I think that with spread-spectrum communications, there would not be a need for codetalking today. But in the early cold-war period I could see a use for Native American language in military communications.

I wonder if the Native American languages used the standard international Morse Code set for the Latin alphabet, or a modified code set. Japanese, Arabic, and Chinese all have their own character set. A separate morse code for Native American languages wouldn't provide much security in itself, but maybe a ciphered communications system would provide a degree of security.
 
Codtalkers would have been very useful in Korea, Vietnam, and up until the Gulf War in '91, as there was still a lot of voice traffic on radios. Incidentally, the Indian Code Talkers weren't the only ones: the Japanese-American 442nd Regimental Combat Team in Italy, France, and Germany often sent voice radio from Regiment down to Battalion and Company level in Japanese, much to the consternation of the Germans, who sometimes thought there was a Japanese unit fighting alongside them in a particular area. Even material that should've been sent in code was sent in the clear, as long as there was a Japanese-speaker at each end.
 
I think the idea would outlive it's usefulness. The Soviets would find out the use of them and learn the language somehow.
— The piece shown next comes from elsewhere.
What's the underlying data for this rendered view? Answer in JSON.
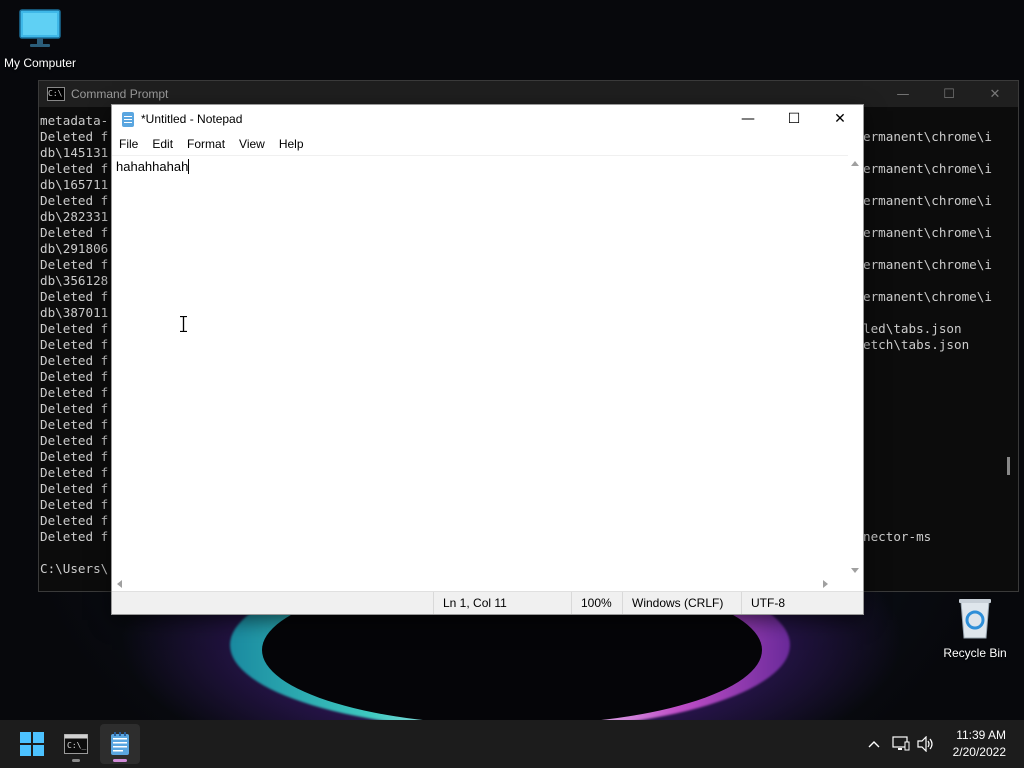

But speaking of which, the Soviet Union had a lot of minorities, could they do something similar?
 
I think the idea would outlive it's usefulness. The Soviets would find out the use of them and learn the language somehow.

But speaking of which, the Soviet Union had a lot of minorities, could they do something similar?
Certainly. Plenty of the tribes living in Siberia could have their language co-opted for the sake of codetalking.
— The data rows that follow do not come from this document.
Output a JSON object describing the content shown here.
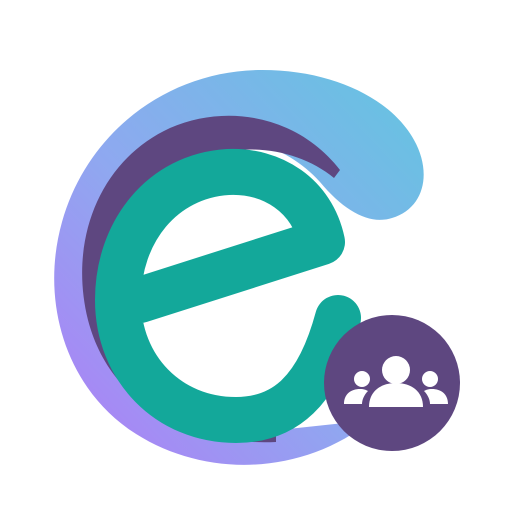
{
  "icon": {
    "name": "app-logo-e-group",
    "colors": {
      "background": "#ffffff",
      "arc_gradient_start": "#b07cf6",
      "arc_gradient_mid": "#8fa8f0",
      "arc_gradient_end": "#63c5e0",
      "shadow_purple": "#5e4780",
      "letter_teal": "#13a89a",
      "badge_purple": "#5e4780",
      "badge_glyph": "#ffffff"
    },
    "badge": {
      "icon_name": "users-group-icon"
    }
  }
}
In fact, they don't even need to do that much. If they chose instead to, for example, create a whole new language a la Esperanto, they wouldn't have to co-opt another language.
 
Certainly. Plenty of the tribes living in Siberia could have their language co-opted for the sake of codetalking.

In fact, they don't even need to do that much. If they chose instead to, for example, create a whole new language a la Esperanto, they wouldn't have to co-opt another language.

Elvish? Klingon? How long could one of those languages be used before the other side figured it out?
 
I think the idea would outlive it's usefulness. The Soviets would find out the use of them and learn the language somehow.

But speaking of which, the Soviet Union had a lot of minorities, could they do something similar?
Eh...Georgian, Ukranian, and Central Assian languages could be decoded easily, methinks.